Researchers seek to change opioid prescribing practices post-delivery.
Not only has the opioid crisis grown substantially in recent years, but the pandemic has only intensified the issue. The U.S. is getting inundated with the deadly synthetic fentanyl as well as even more powerful drugs. Dealers are taking advantage of user vulnerability and the toll the coronavirus has taken on mental health. Now, a group of clinicians is hoping to promote a changed mindset within the medical community involving how opioids are prescribed to mothers who’ve delivered via cesarean section (C-section). They started their mission after it became apparent that physicians were auto-prescribing these potentially addictive drugs as a first line of treatment for pain management.
In research presented this month at the annual meeting of the American College of Obstetricians and Gynecologists (ACOG) in San Diego, California, “women undergoing cesarean delivery were randomly assigned to receive prescriptions for either 10 or 20 oxycodone tablets at discharge [from the hospital]. Interim data revealed that not only did 10-tablet prescriptions correlate with significantly less opioid consumption, 35% of all women left their opioid scripts unfilled,” the researchers wrote.
These findings seem to indicate that doctors should stop “auto-prescribing opioids for caesarean section patients at discharge and, instead, work on individualized prescribing,” said Amanda Selk, MD, associate professor of obstetrics and gynecology at the University of Toronto, Canada. She was not involved in the study. Selk added, “We need to move away from a culture that says a patient can’t be discharged without an opioid prescription.”
For the study, researchers at Virginia Tech Carilion School of Medicine, Roanoke, Virginia, wanted to know how the opioid prescription sizes at the time of discharge impacted opioid use in general. With no standard dose recommendation for physicians to follow when it came to prescribing opioids for post-cesarean pain, the team also sought to aid their own clinicians in their prescribing practices, according to co-investigator Jaclyn Nunziato, MD, assistant professor of obstetrics and gynecology at Virginia Tech Carilion.
Researchers randomly assigned “134 women undergoing a scheduled cesarean delivery to receive a prescription for 10 or 20 tablets of 5 mg oxycodone at discharge.” Most had one or more C-section deliveries in the past. Data from “97 patients showed that 35% of women had not filled their opioid prescriptions 6 weeks after surgery.” Of those who did, the average use after six weeks was “6.6 tablets in the 10-tablet group and 13.3 tablets in the 20-tablet group.” No patients actively asked their prescribers to refill their medication and both groups reported similar pain levels throughout the six-week period.
“With an average of 9.2 tablets consumed in the two groups combined, the findings indicate a standard prescription of 10 tablets may be adequate to manage most patients’ postoperative pain,” Nunziato said. She hopes these findings “break down the stigma that opioids are the best treatment option for patients.”

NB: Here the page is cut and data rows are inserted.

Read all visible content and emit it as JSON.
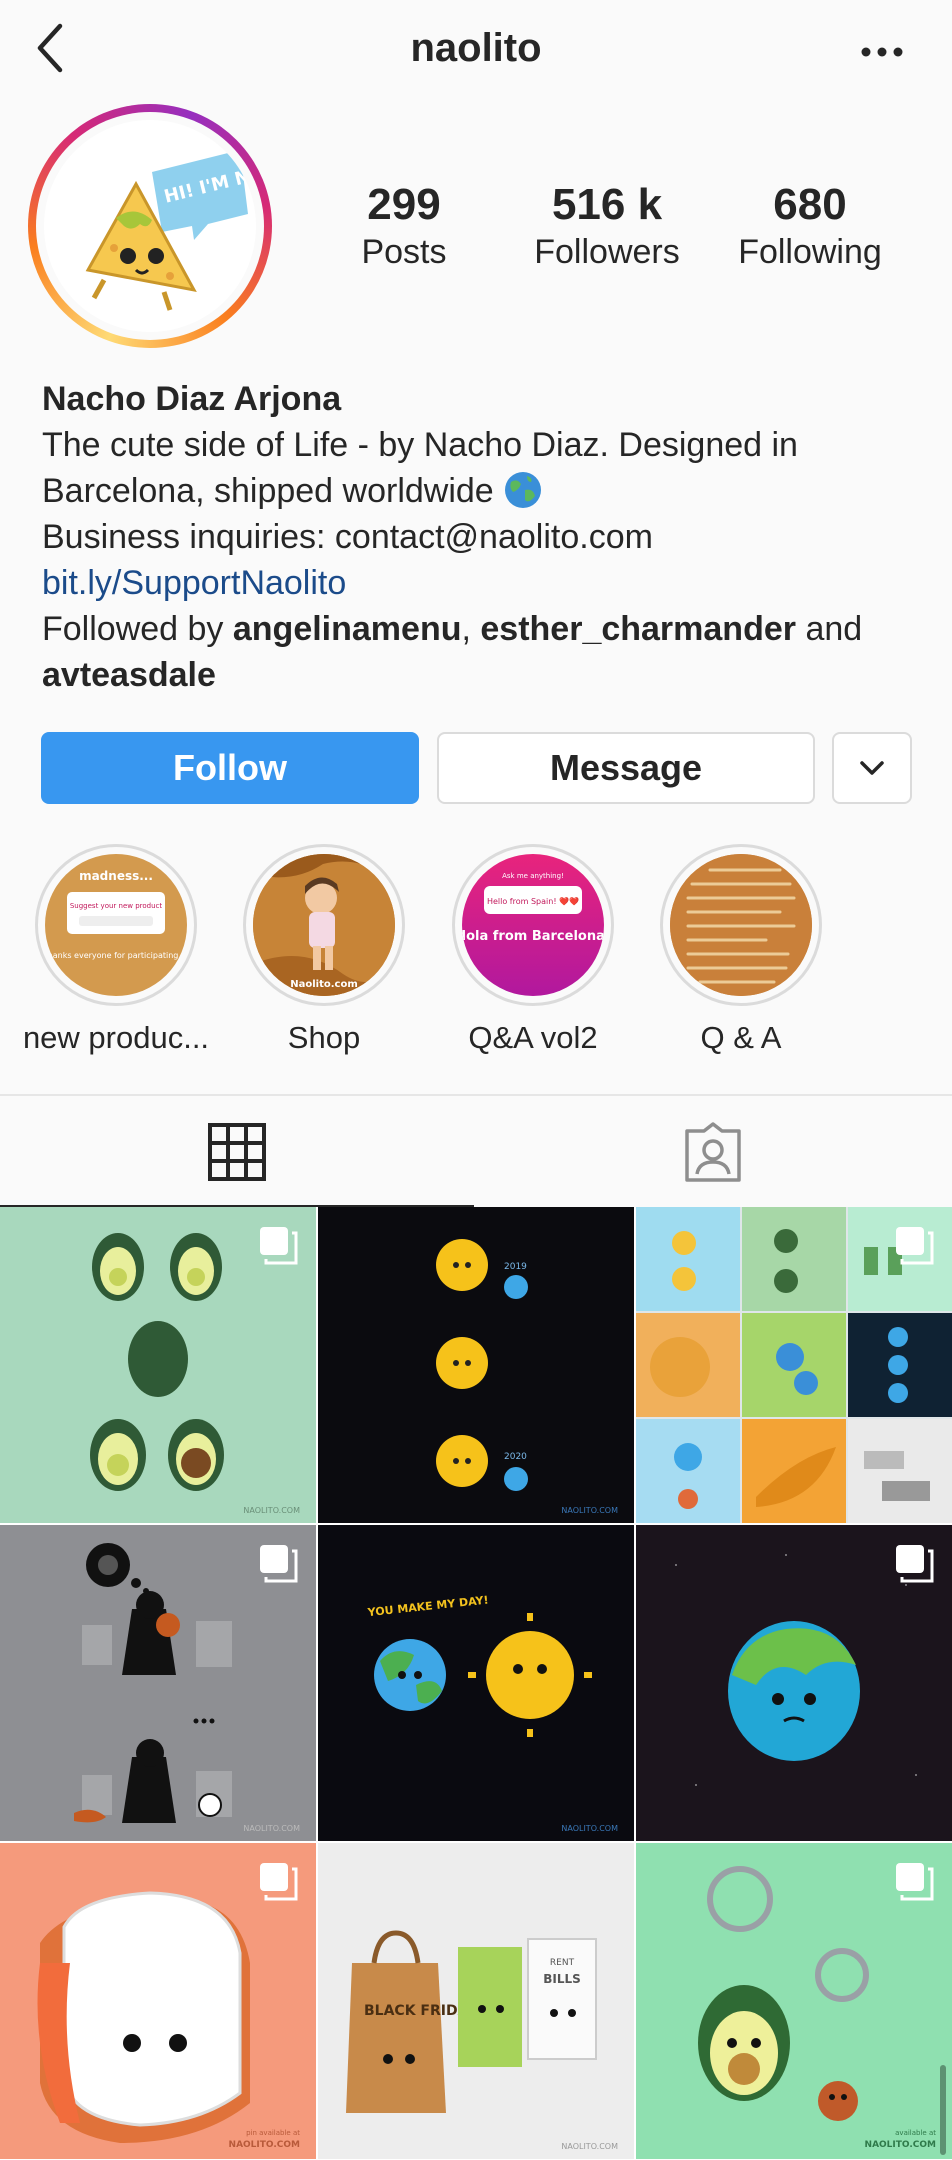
{
  "header": {
    "username": "naolito"
  },
  "stats": [
    {
      "value": "299",
      "label": "Posts"
    },
    {
      "value": "516 k",
      "label": "Followers"
    },
    {
      "value": "680",
      "label": "Following"
    }
  ],
  "avatar": {
    "speech_bubble": "HI! I'M NACHO"
  },
  "bio": {
    "name": "Nacho Diaz Arjona",
    "line1": "The cute side of Life - by Nacho Diaz. Designed in",
    "line2": "Barcelona, shipped worldwide",
    "line3": "Business inquiries: contact@naolito.com",
    "link": "bit.ly/SupportNaolito",
    "followed_prefix": "Followed by",
    "followed_user1": "angelinamenu",
    "followed_sep": ",",
    "followed_user2": "esther_charmander",
    "followed_and": "and",
    "followed_user3": "avteasdale"
  },
  "actions": {
    "follow": "Follow",
    "message": "Message"
  },
  "highlights": [
    {
      "label": "new produc...",
      "thumb_top": "madness...",
      "thumb_card": "Suggest your new product",
      "thumb_bottom": "Thanks everyone for participating 😉"
    },
    {
      "label": "Shop",
      "thumb_caption": "Naolito.com"
    },
    {
      "label": "Q&A vol2",
      "thumb_top": "Ask me anything!",
      "thumb_card": "Hello from Spain! ❤️❤️",
      "thumb_bottom": "Hola from Barcelona!"
    },
    {
      "label": "Q & A"
    }
  ],
  "posts": [
    {
      "subject": "avocado couple",
      "caption": "NAOLITO.COM",
      "bg": "#a8d8bd",
      "multi": true
    },
    {
      "subject": "sun and earth 2019 2020",
      "caption": "NAOLITO.COM",
      "bg": "#0b0b0f",
      "year_top": "2019",
      "year_bottom": "2020",
      "multi": false
    },
    {
      "subject": "collage",
      "bg": "#dfe6e9",
      "multi": true
    },
    {
      "subject": "vader balloon",
      "caption": "NAOLITO.COM",
      "bg": "#8e8f93",
      "multi": true
    },
    {
      "subject": "you make my day",
      "caption": "NAOLITO.COM",
      "bg": "#0a0a10",
      "text": "YOU MAKE MY DAY!",
      "multi": false
    },
    {
      "subject": "sad earth",
      "bg": "#1b141c",
      "multi": true
    },
    {
      "subject": "sushi pin",
      "caption_top": "pin available at",
      "caption": "NAOLITO.COM",
      "bg": "#f59a7c",
      "multi": true
    },
    {
      "subject": "black friday",
      "caption": "NAOLITO.COM",
      "bg": "#ededed",
      "bag_text": "BLACK FRIDAY",
      "bills_text": "BILLS",
      "rent_text": "RENT",
      "multi": false
    },
    {
      "subject": "avocado keychain",
      "caption_top": "available at",
      "caption": "NAOLITO.COM",
      "bg": "#8fe0b0",
      "multi": true
    }
  ]
}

There were more than 1.1 million C-section deliveries in the U.S. in 2020, according to the Centers for Disease Control and Prevention (CDC), meaning that putting a stop to auto-prescribing opioids would be “hugely beneficial to individual patients and our larger community,” said Robyn Goodrich, a medical student at Virginia Tech and the first author of the study. She added, “The patient would receive an amount that is adequate for controlling their pain and keeping them comfortable but does not put them at risk of developing tolerance and addiction.”